Se aprovada, aborto de gravidez resultante de estupro, pílula do dia seguinte e até pesquisas com células-tronco poderão ser proibidos
De volta à pauta do senado, a PEC 29/2015, incluída na pauta da CCJ – Comissão de Constituição, Justiça e Cidadania, será votada na próxima quarta-feira, 8 de maio.
A proposta visa retirar direitos das mulheres no campo reprodutivo, abrindo a possibilidade da proibição do aborto em qualquer situação, ao alterar o artigo 5° da Constituição Federal para “… inviolabilidade da vida desde a concepção“.

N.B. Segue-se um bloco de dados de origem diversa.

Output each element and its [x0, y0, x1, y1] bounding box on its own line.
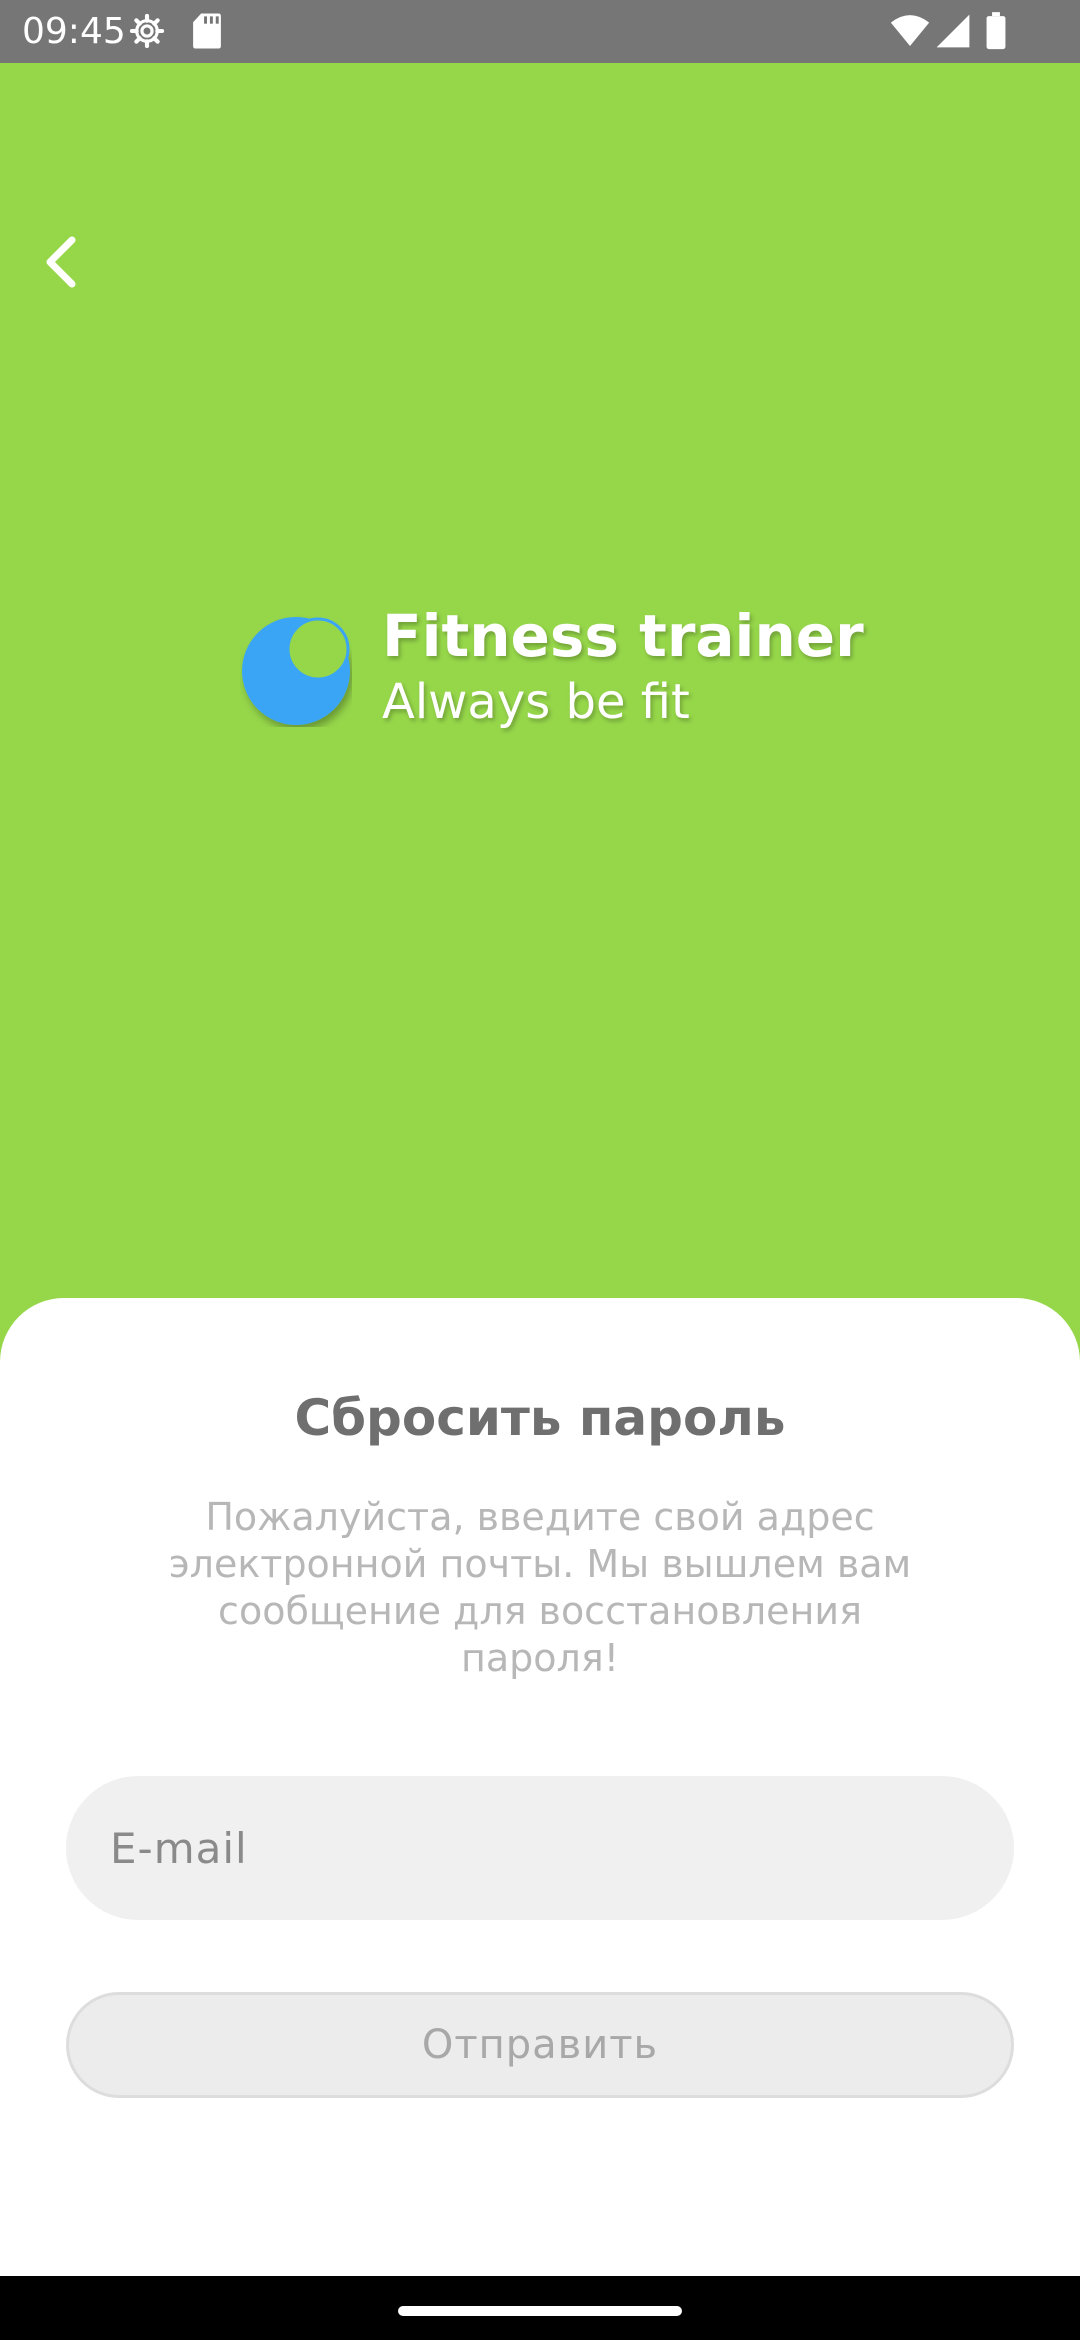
sd-card-icon	[192, 12, 222, 54]
gear-icon	[128, 12, 166, 54]
navigation-bar	[0, 2276, 1080, 2340]
submit-button[interactable]: Отправить	[66, 1992, 1014, 2098]
signal-icon	[935, 12, 971, 54]
home-indicator[interactable]	[398, 2306, 682, 2316]
app-subtitle: Always be fit	[382, 674, 690, 730]
battery-icon	[985, 12, 1007, 54]
reset-password-sheet: Сбросить пароль Пожалуйста, введите свой…	[0, 1298, 1080, 2276]
status-time: 09:45	[22, 11, 126, 52]
chevron-left-icon	[46, 236, 76, 288]
app-logo-block: Fitness trainer Always be fit	[240, 600, 864, 750]
app-title: Fitness trainer	[382, 602, 864, 670]
wifi-icon	[890, 12, 930, 54]
reset-password-title: Сбросить пароль	[294, 1389, 786, 1447]
status-bar: 09:45	[0, 0, 1080, 63]
back-button[interactable]	[28, 230, 92, 294]
reset-password-description: Пожалуйста, введите свой адрес электронн…	[168, 1495, 912, 1680]
email-field[interactable]	[66, 1776, 1014, 1920]
moon-logo-icon	[242, 617, 350, 725]
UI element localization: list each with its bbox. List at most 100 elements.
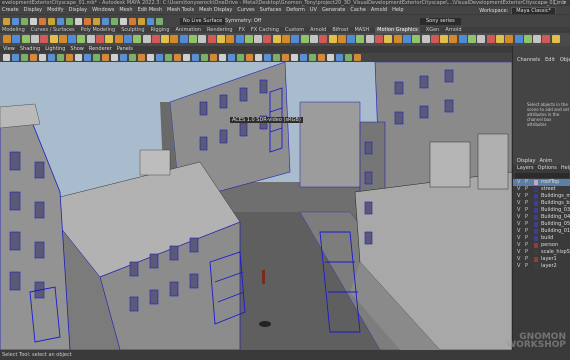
viewport-tool-icon[interactable] xyxy=(291,54,298,61)
layer-color-swatch[interactable] xyxy=(534,194,538,199)
menu-item[interactable]: Windows xyxy=(92,6,114,14)
status-tool-icon[interactable] xyxy=(129,18,136,25)
menu-item[interactable]: UV xyxy=(310,6,317,14)
viewport-tool-icon[interactable] xyxy=(318,54,325,61)
layer-visibility-toggle[interactable]: V xyxy=(517,179,520,186)
shelf-tool-icon[interactable] xyxy=(77,35,86,43)
shelf-tool-icon[interactable] xyxy=(402,35,411,43)
status-tool-icon[interactable] xyxy=(120,18,127,25)
viewport-tool-icon[interactable] xyxy=(336,54,343,61)
shelf-tool-icon[interactable] xyxy=(309,35,318,43)
viewport-tool-icon[interactable] xyxy=(3,54,10,61)
shelf-tool-icon[interactable] xyxy=(21,35,30,43)
shelf-tool-icon[interactable] xyxy=(300,35,309,43)
layer-visibility-toggle[interactable]: V xyxy=(517,228,520,235)
shelf-tool-icon[interactable] xyxy=(170,35,179,43)
shelf-tool-icon[interactable] xyxy=(291,35,300,43)
channelbox-tab[interactable]: Channels xyxy=(517,57,540,63)
layer-row[interactable]: VPscale_hispShow xyxy=(513,249,570,256)
viewport-menu-item[interactable]: Panels xyxy=(117,46,133,53)
shelf-tool-icon[interactable] xyxy=(347,35,356,43)
viewport-menu-item[interactable]: View xyxy=(3,46,15,53)
shelf-tool-icon[interactable] xyxy=(207,35,216,43)
viewport-tool-icon[interactable] xyxy=(210,54,217,61)
shelf-tool-icon[interactable] xyxy=(282,35,290,43)
viewport-tool-icon[interactable] xyxy=(255,54,262,61)
layer-visibility-toggle[interactable]: V xyxy=(517,249,520,256)
shelf-tool-icon[interactable] xyxy=(477,35,486,43)
channelbox-tab[interactable]: Object xyxy=(560,57,570,63)
viewport-tool-icon[interactable] xyxy=(183,54,190,61)
viewport-tool-icon[interactable] xyxy=(102,54,109,61)
shelf-tool-icon[interactable] xyxy=(49,35,58,43)
layer-row[interactable]: V P Building_04 xyxy=(513,214,570,221)
viewport-tool-icon[interactable] xyxy=(129,54,136,61)
shelf-tool-icon[interactable] xyxy=(216,35,225,43)
layer-visibility-toggle[interactable]: V xyxy=(517,221,520,228)
layer-visibility-toggle[interactable]: V xyxy=(517,193,520,200)
menu-item[interactable]: Mesh Tools xyxy=(167,6,194,14)
layer-color-swatch[interactable] xyxy=(534,215,538,220)
layer-row[interactable]: V Player2 xyxy=(513,263,570,270)
layer-visibility-toggle[interactable]: V xyxy=(517,214,520,221)
shelf-tool-icon[interactable] xyxy=(96,35,104,43)
status-tool-icon[interactable] xyxy=(12,18,19,25)
layer-color-swatch[interactable] xyxy=(534,222,538,227)
layer-playback-toggle[interactable]: P xyxy=(525,235,528,242)
layer-row[interactable]: V Pbuild xyxy=(513,235,570,242)
shelf-tool-icon[interactable] xyxy=(30,35,39,43)
viewport-tool-icon[interactable] xyxy=(219,54,226,61)
status-tool-icon[interactable] xyxy=(3,18,10,25)
shelf-tool-icon[interactable] xyxy=(458,35,467,43)
layer-playback-toggle[interactable]: P xyxy=(525,186,528,193)
shelf-tool-icon[interactable] xyxy=(449,35,458,43)
layer-visibility-toggle[interactable]: V xyxy=(517,235,520,242)
layer-row[interactable]: V Pperson xyxy=(513,242,570,249)
menu-item[interactable]: Curves xyxy=(237,6,254,14)
viewport-tool-icon[interactable] xyxy=(345,54,352,61)
layer-playback-toggle[interactable]: P xyxy=(525,228,528,235)
shelf-tool-icon[interactable] xyxy=(244,35,253,43)
shelf-tool-icon[interactable] xyxy=(319,35,328,43)
layer-row[interactable]: V ProofTop xyxy=(513,179,570,186)
shelf-tool-icon[interactable] xyxy=(523,35,532,43)
viewport-tool-icon[interactable] xyxy=(21,54,28,61)
viewport-tool-icon[interactable] xyxy=(138,54,145,61)
viewport-scene[interactable] xyxy=(0,62,512,350)
menu-item[interactable]: Generate xyxy=(322,6,345,14)
shelf-tool-icon[interactable] xyxy=(486,35,495,43)
layer-editor-tab[interactable]: Anim xyxy=(539,158,552,165)
shelf-tool-icon[interactable] xyxy=(533,35,542,43)
layer-playback-toggle[interactable]: P xyxy=(525,179,528,186)
layer-color-swatch[interactable] xyxy=(534,236,538,241)
viewport-menu-item[interactable]: Renderer xyxy=(89,46,112,53)
viewport-tool-icon[interactable] xyxy=(93,54,100,61)
layer-color-swatch[interactable] xyxy=(534,201,538,206)
shelf-tool-icon[interactable] xyxy=(105,35,114,43)
render-camera-field[interactable]: Sony series xyxy=(420,18,461,25)
shelf-tool-icon[interactable] xyxy=(356,35,365,43)
shelf-tool-icon[interactable] xyxy=(272,35,281,43)
shelf-tool-icon[interactable] xyxy=(40,35,49,43)
shelf-tool-icon[interactable] xyxy=(542,35,551,43)
shelf-tool-icon[interactable] xyxy=(189,35,197,43)
shelf-tool-icon[interactable] xyxy=(430,35,439,43)
status-tool-icon[interactable] xyxy=(48,18,55,25)
viewport-menu-item[interactable]: Shading xyxy=(20,46,40,53)
shelf-tool-icon[interactable] xyxy=(12,35,21,43)
shelf-tool-icon[interactable] xyxy=(468,35,476,43)
viewport-tool-icon[interactable] xyxy=(120,54,127,61)
layer-playback-toggle[interactable]: P xyxy=(525,263,528,270)
viewport-tool-icon[interactable] xyxy=(84,54,91,61)
layer-playback-toggle[interactable]: P xyxy=(525,221,528,228)
shelf-tool-icon[interactable] xyxy=(123,35,132,43)
layer-row[interactable]: V P Building_01 xyxy=(513,228,570,235)
status-tool-icon[interactable] xyxy=(30,18,37,25)
shelf-tool-icon[interactable] xyxy=(235,35,244,43)
shelf-tool-icon[interactable] xyxy=(142,35,151,43)
viewport-tool-icon[interactable] xyxy=(57,54,64,61)
viewport-tool-icon[interactable] xyxy=(66,54,73,61)
shelf-tool-icon[interactable] xyxy=(495,35,504,43)
menu-item[interactable]: Mesh xyxy=(119,6,132,14)
shelf-tool-icon[interactable] xyxy=(86,35,95,43)
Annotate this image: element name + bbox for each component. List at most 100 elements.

Isso significa que, se aprovada, a PEC 29, de autoria do ex-senador Magno Malta (PR/ES), poderá proibir o aborto inclusive no caso de mulheres que engravidaram em decorrência de estupro, que correm risco de morte ou que geram fetos anencéfalos.
“A nova redação do artigo 5º poderá proibir a utilização de anticoncepção de emergência, mais conhecida como pílula do dia seguinte, e também alterará os processos da fertilização in vitro, pois embriões não poderão mais ser descartados”, alerta o Dr. Thomaz Gollop, coordenador do Grupo de Estudos sobre o Aborto (GEA) e membro da Comissão de Violência Sexual e Interrupção da Gestação Prevista por Lei da Federação Brasileira das Associações de Ginecologia e Obstetrícia (FEBRASGO).
Isso porque, a inclusão do novo trecho reconhece o direito à vida desde o encontro entre espermatozoide e óvulo (fecundação), antes mesmo da implantação do embrião no útero (nidação).
“Este retrocesso na legislação levaria ainda mais mulheres a recorrerem a um aborto inseguro realizado em uma clínica clandestina, sem as mínimas condições de higiene ou profissionais qualificados, aumentando os já altíssimos números de mortalidade materna no país. Além do risco de morte, um aborto nestas condições pode trazer sequelas graves, como esterilidade, infecções, perfuração em órgãos e hemorragias”, explica o especialista.
A PEC e as células-tronco
Outra questão bastante importante, que está sendo omitida pelos responsáveis pela PEC, é o obstáculo que sua aprovação representaria para a ciência, mais especificamente para as pesquisas com as células-tronco.
As células-tronco são células que se dividem e se transformam, dando origem a outros tipos de células. Dentre as células-tronco, as embrionárias são as que possuem maior capacidade de gerar outros tipos celulares, sendo as mais utilizadas para as pesquisas científicas. Retiradas sobretudo de embriões descartados em processos de fertilização in vitro, estas células são a grande aposta da medicina para a cura lesões na medula ou doenças como osteoporose, doenças cardíacas, Alzheimer ou mal de Parkinson.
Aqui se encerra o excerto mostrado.